3- Quelques éléments de réponses 

Ainsi, et en se basant sur ces quelques constats, nous pouvons apporter quelques éléments de réponses aux deux dernières questions de notre problématique de recherche : en effet, ces deux questions interrogent le rapport entre conception/production des espaces publics d’une part, et pratiques et besoins sociaux d’autre part ; elles interrogent aussi le sens des politiques et projets urbains qui semblent plus à des dessins qu’à des destins…

En rejoignant la première thèse évoquée dans la problématique, et qui regroupe la plupart des chercheurs et professionnels libanais, et selon notre étude, il nous semble que les nouveaux espaces publics aménagés sont incohérents avec les attentes et pratiques des beyrouthins ; ceci se rapporte à leur absence imposée lors de l’élaboration de ses politiques et projets par des professionnels privés.

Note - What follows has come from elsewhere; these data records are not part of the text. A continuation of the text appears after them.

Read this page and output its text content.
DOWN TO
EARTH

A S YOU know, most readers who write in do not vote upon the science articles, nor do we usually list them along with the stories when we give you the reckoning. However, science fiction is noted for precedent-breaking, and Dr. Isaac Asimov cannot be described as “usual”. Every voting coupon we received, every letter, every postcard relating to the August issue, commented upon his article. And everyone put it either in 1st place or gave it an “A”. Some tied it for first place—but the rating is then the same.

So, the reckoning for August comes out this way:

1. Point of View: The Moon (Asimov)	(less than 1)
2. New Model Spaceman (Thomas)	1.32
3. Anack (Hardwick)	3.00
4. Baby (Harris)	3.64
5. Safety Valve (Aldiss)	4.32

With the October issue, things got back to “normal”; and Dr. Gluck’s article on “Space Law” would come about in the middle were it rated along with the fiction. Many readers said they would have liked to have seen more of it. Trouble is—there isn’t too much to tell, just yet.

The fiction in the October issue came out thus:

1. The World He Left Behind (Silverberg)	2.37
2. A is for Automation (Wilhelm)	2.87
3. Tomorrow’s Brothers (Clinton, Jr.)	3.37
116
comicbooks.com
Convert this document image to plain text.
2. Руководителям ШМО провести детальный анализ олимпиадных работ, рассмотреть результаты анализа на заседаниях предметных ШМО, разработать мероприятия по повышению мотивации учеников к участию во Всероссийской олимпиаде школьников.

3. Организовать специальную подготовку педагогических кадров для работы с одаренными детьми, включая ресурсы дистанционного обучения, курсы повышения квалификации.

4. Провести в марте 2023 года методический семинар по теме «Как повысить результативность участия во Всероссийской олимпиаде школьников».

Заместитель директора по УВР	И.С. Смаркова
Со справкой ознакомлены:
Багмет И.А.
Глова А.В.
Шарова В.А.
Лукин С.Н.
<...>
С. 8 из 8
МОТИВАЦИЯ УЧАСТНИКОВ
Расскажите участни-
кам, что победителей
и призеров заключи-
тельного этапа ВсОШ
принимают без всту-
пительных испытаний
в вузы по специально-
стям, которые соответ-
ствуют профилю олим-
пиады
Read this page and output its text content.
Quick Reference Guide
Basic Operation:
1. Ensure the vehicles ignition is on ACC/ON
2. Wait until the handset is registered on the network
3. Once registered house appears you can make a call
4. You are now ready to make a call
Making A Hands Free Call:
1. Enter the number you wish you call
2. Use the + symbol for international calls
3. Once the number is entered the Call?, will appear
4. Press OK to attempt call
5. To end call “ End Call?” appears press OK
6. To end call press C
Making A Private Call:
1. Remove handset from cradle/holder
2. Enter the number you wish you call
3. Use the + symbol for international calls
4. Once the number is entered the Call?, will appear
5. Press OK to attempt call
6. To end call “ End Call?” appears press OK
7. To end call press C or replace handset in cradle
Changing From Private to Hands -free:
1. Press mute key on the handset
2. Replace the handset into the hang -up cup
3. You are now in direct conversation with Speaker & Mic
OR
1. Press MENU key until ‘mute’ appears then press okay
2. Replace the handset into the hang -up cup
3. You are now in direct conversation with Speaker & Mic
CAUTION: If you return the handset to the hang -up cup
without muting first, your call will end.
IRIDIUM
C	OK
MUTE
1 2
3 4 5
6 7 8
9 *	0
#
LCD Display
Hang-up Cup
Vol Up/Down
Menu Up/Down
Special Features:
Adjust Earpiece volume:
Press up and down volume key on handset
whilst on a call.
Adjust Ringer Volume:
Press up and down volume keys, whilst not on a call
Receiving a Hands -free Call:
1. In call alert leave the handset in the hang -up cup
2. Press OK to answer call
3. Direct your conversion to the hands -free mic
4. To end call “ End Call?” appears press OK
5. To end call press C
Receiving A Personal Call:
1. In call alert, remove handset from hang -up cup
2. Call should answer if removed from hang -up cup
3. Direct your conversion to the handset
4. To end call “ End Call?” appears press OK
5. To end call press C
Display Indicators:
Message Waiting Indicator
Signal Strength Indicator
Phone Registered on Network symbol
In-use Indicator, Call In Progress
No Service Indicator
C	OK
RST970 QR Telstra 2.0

Ainsi, sans débat public, sans médiation politique et intellectuelle, sans reconnaissance des compétences des citoyens et citadins, ces nouveaux espaces publics ressembleront plus à des sculptures enfermées dans un musée qu’à des lieux de contacts et de socialisation entre les beyrouthins. Ces derniers forcés de subir ces espaces conçus et dessinés par des techniciens se sentent déjà exclus de ses espaces. Bien que ces espaces soient accessibles formellement et physiquement, d’autres enjeux d’ordres social et symbolique semblent bloquer cette accessibilité.

En résumé, le public ne semble pas sentir qu’il est chez lui en s’appropriant ces espaces : il n’a pas participé à leur programmation, ni à leur élaboration.

Ces quelques réponses nous conduisent à affirmer notre troisième hypothèse de recherche tout en ouvrant le débat de nouveau :

Il nous semble que les nouveaux espaces publics à Beyrouth ne pourront jamais résoudre seuls le problème de la réconciliation entre les beyrouthins, tant qu’ils sont élaborés et pensés dans des bureaux privés : en effet, en l’absence d’un vrai projet de ville, d’une vraie politique d’ensemble qui pourra regrouper à la fois tous les acteurs de la ville, en particulier les habitants, ces nouveaux espaces publics ne seront que des morceaux de paysages urbains «  de qualité  », aménagés pour des intérêts économiques qui divergent avec ceux de la ville et de ses habitants.

Or, selon notre étude, les beyrouthins sont très enthousiastes à participer à ces projets, afin de se sentir chez eux ; mais reste à ce que les responsables « politiques » et « professionnels » soient conscients de l’importance de leur participation, à la fois pour les intérêts économiques, sociaux, politiques et urbains de la ville.